Thesis Abstract
Ground Air Heat Exchangers (GAHE’s) are not a new phenomenon insofar as the animal kingdom along with our forebears, have been using them for millennia in the form of caves. Caves that had both high and low openings had a draft in one or the opposite direction whenever the temperature outside was different to the cave temperature. Indeed, a reversal of air flow could have been experienced within the same 24 hours. This display and experience of the natural forces of nature at work is still to this day being experienced by many around the world.
Today, the use of natural or forced convection and GAHE’s utilises the same vast resource of the earth’s crust as a thermal bank in a minimalistic way. In its basic form, after setting up the system, the only power required for forced convection to take place is a fan and a sump pump on a periodic basis.
Research of ground temperature manipulation has previously been confined to the surface of the Earth. Thus, natural events and processes dictated outcomes for the Ground Heat Exchanger (GHE) except where grass was grown and in a temperate climate it was watered regularly to keep it fresh. The challenge now for humankind where water is and becoming a scarce commodity, is to be able to sustain sufficient vegetation on the surface to provide enough shade to reduce the soil surface and resulting subterranean soil temperature, without increasing the thermal diffusivity of the soil/air interface by increasing its moisture content. For horizontal GHE’s this aspect of subterranean soil temperature manipulation appears to have been overlooked as a result of the high values of thermal diffusivities associated with an abundance of water availability.

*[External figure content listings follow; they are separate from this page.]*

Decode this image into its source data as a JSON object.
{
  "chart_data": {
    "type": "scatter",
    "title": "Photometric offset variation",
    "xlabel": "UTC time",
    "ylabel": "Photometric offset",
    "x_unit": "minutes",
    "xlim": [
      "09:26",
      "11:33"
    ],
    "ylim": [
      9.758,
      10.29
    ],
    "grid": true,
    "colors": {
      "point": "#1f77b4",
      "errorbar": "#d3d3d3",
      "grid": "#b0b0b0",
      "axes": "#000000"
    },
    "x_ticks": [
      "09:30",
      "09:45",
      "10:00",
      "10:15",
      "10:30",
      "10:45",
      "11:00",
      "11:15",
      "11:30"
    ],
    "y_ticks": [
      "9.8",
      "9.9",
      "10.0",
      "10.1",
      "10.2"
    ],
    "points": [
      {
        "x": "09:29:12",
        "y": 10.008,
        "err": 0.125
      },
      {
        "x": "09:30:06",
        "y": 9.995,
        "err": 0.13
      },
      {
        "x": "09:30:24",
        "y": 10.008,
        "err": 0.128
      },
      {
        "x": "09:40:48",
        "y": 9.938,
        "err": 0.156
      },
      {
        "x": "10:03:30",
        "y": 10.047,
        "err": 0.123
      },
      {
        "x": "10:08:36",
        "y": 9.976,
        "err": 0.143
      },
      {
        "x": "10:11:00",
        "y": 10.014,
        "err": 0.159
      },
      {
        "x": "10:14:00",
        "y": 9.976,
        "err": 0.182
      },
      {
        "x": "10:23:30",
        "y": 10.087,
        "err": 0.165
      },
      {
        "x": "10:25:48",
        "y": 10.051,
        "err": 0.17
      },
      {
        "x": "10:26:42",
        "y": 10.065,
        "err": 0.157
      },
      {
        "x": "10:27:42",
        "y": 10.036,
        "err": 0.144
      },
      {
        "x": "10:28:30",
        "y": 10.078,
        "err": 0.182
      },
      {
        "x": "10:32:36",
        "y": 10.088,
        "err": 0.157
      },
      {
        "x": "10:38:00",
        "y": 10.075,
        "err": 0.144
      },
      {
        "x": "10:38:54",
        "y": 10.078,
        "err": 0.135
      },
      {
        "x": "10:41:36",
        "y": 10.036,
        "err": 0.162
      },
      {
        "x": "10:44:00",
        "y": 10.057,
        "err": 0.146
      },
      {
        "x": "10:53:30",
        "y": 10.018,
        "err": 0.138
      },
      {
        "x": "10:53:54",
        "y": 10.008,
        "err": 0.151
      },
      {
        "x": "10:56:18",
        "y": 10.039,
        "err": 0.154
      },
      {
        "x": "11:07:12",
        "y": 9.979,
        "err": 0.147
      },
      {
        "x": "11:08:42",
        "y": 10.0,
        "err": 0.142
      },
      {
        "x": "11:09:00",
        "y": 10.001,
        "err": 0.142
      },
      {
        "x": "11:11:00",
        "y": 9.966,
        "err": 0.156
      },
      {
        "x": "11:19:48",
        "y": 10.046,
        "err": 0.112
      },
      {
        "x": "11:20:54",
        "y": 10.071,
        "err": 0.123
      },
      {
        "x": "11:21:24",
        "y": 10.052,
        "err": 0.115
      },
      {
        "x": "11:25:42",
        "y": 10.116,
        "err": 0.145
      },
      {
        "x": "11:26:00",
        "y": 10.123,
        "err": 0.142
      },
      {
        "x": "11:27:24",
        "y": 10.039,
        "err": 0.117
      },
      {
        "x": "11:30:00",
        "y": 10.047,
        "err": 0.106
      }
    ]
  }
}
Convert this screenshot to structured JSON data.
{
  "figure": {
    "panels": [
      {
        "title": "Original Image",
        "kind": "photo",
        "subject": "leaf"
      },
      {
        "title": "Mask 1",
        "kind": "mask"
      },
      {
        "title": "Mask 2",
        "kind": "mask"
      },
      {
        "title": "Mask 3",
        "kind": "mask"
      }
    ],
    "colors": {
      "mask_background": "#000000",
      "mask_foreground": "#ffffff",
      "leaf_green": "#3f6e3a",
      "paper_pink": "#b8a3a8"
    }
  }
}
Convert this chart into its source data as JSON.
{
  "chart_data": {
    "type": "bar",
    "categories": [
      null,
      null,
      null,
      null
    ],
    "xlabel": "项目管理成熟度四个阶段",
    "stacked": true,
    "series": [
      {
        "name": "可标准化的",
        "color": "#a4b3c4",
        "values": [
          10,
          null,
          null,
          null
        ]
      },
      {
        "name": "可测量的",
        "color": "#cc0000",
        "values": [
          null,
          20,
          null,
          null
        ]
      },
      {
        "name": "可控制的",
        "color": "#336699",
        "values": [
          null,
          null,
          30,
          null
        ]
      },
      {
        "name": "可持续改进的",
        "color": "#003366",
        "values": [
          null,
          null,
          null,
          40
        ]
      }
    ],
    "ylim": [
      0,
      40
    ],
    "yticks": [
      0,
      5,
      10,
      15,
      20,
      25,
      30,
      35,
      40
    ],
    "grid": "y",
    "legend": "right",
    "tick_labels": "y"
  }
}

The proposed engineering solution for an improved energy transfer to and from the ground applies to both Ground Water Heat Exchangers (GWHE’s) and Ground Air Heat Exchangers (GAHE’s).
The research is primarily aimed at dwellings but the concept proposed will be useful on all infrastructures such as offices, factories and animal husbandry buildings requiring moderated temperatures at reduced cost to the environment and consumers.
My work will address this issue by irrigating the Ground Air Heat Exchanger’s (GAHE’s) pipework immediate surround of saturated quartz sand contained in a polyethylene impermeable membrane seal welded envelope. This envelope is further encased within the unexcavated main body of soil deep underground.